Together…For Once

Family stories fascinate me, especially ones from people who belong to large sibling groups. My friend Adrian is the youngest of eight children. Which is, to me, like winning a sort of low-stakes family anecdote jackpot. I try not to be weird as I slyly prod him to greater revelations about his kin—so you were a surprise baby? Christmases must be crazy! You shared one bathroom?!—but on one particular winter Los Angeles evening, Adrian dropped a tidbit of reality that took my breath away.  He said, “I know that all of my siblings will never again be in the same place at the same time.”  His tone was casual. He sat in his armchair like he had simply delivered a weather report. The truth was so evident it didn’t raise his pulse.

I am the second oldest of seven siblings. My brother, five sisters, and I share the same biological mother and father. We are stair-steps, the seven of us born over a span of nine years. My brother Jacob and I lived with our birthparents until I was seven years old and he was nine. We saw our younger sisters in the hospital on the days they were born and placed in adoptive families. I remember their pink blanket-swaddled bodies in clear acrylic cribs. I remember walking away and leaving them. I grew up tacking their names to the end of my bedtime prayers. God bless Becca, and Lisa, and Rebekah, and Meghan, and Lesley. I grew up waiting for my sisters to find me. Even after I was adopted myself, and the path that would have led them to me became more twisted, I never doubted that we would one day be together.

Between the years of 2001 and 2008, I met them all. In New Jersey diners, in our birthmother’s living room, in moments stolen from our adoptive families during the off-peak hours of Christmas and Thanksgiving celebrations. Jacob and Becca and I met Lisa in 2001. Jacob, Lisa, and I met Rebekah in 2005. Jacob, Becca, Lisa, Rebekah and I met Meghan in 2006. But when Jacob, Becca, Lisa, and Rebekah met our youngest sister Lesley in 2008, I was not there. And when I met Lesley at Jacob’s wedding in 2011, Becca, Rebekah, and Meghan were also there, but Lisa was missing.  In those reunions, we stayed up all night, sharing the stories of how we grew up, and weaving a new fabric of shared vocabulary and inside jokes. Everything else in the world fell away when were together. We were our own universe.

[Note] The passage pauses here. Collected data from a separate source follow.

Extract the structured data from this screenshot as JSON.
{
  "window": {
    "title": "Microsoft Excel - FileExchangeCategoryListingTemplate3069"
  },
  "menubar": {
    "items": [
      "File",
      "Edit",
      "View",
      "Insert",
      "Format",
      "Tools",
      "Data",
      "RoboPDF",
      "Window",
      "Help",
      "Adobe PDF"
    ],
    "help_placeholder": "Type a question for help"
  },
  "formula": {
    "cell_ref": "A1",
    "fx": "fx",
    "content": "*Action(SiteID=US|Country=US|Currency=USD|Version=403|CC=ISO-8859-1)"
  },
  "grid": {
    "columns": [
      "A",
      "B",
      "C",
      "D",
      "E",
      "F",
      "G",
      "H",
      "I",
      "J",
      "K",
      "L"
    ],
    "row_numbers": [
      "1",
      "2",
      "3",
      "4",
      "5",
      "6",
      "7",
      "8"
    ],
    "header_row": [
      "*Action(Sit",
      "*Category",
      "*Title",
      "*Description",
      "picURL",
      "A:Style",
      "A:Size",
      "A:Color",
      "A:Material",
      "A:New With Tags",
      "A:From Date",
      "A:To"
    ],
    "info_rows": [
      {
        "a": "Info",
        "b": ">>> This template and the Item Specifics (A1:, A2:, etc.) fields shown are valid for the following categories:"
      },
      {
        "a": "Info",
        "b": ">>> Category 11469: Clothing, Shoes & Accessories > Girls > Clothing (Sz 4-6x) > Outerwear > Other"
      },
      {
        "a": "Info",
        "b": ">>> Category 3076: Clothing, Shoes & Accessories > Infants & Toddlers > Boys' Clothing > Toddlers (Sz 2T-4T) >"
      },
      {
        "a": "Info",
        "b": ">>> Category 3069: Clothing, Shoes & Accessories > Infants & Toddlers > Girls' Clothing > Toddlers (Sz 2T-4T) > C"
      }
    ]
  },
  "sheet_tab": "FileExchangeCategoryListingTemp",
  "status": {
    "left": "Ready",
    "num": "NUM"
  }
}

The fact that we always failed to get the seven of us in the same place at the same time became a punchline. If we are ever in the same place at the same time, it would open a wormhole to 1979 and our meddling would keep our parents from ever meeting, Saturn’s rings would become self-aware and destroy the galaxy, and Angry Cat would become the 45th President of the United States.

My siblings and I are currently spread across the country, from southern New Jersey to Hawaii, with representatives in Minnesota and Texas for good measure. Every year we talk about picking a date in the middle of the year, away from the major holidays to have a sibling meet up. Just us, we say. Finally, we say. But every year life intervenes with the complications of lay-offs, medical bills, marriages, or pregnancies that thin our number. Someone is always missing.

My friend Adrian is not much older than I am. My friend Adrian is the youngest of eight siblings. My friend Adrian travels constantly. When he said that he knew he would never again be in the same place at the same time with all of his siblings, my heart was paralyzed for three beats.  I realized in that moment that it would take something larger than us—a miracle, an act of god, a force of nature—to bring my far-flung siblings and I together.

I hate asking for help. Asking implies lack. Asking gives someone the chance to say no, to confirm that my lack does not deserve reward. The only thing that would lead me to overcome this dread is the love I have for my siblings.  Last week we decided to set up a fundraising campaign. We put our faces on a website, described our fractured family tree. We asked everyone we know to help bring us together. I braced myself for our dreams to be dashed, like a kid waiting for someone to confirm that Santa Claus is real.

But then the gifts began to pour in.

My best from friend from college and my best friend from grade school were the first. A humbling $150 each.

On the first day, we reached almost 20% of our goal.

Friends of my sisters gave. A distant uncle contributed.

As I saw the number begin to crawl upward, it felt like my heart was growing too big for my chest.

We’re still in the thick of the fundraising. Some days are more productive than others. But I feel a lightness spreading from the center of my ribcage, a tender thing that I want to protect until it grows stronger. It is a sensation as alien to me as the lunar landscape, but I know that it is hope.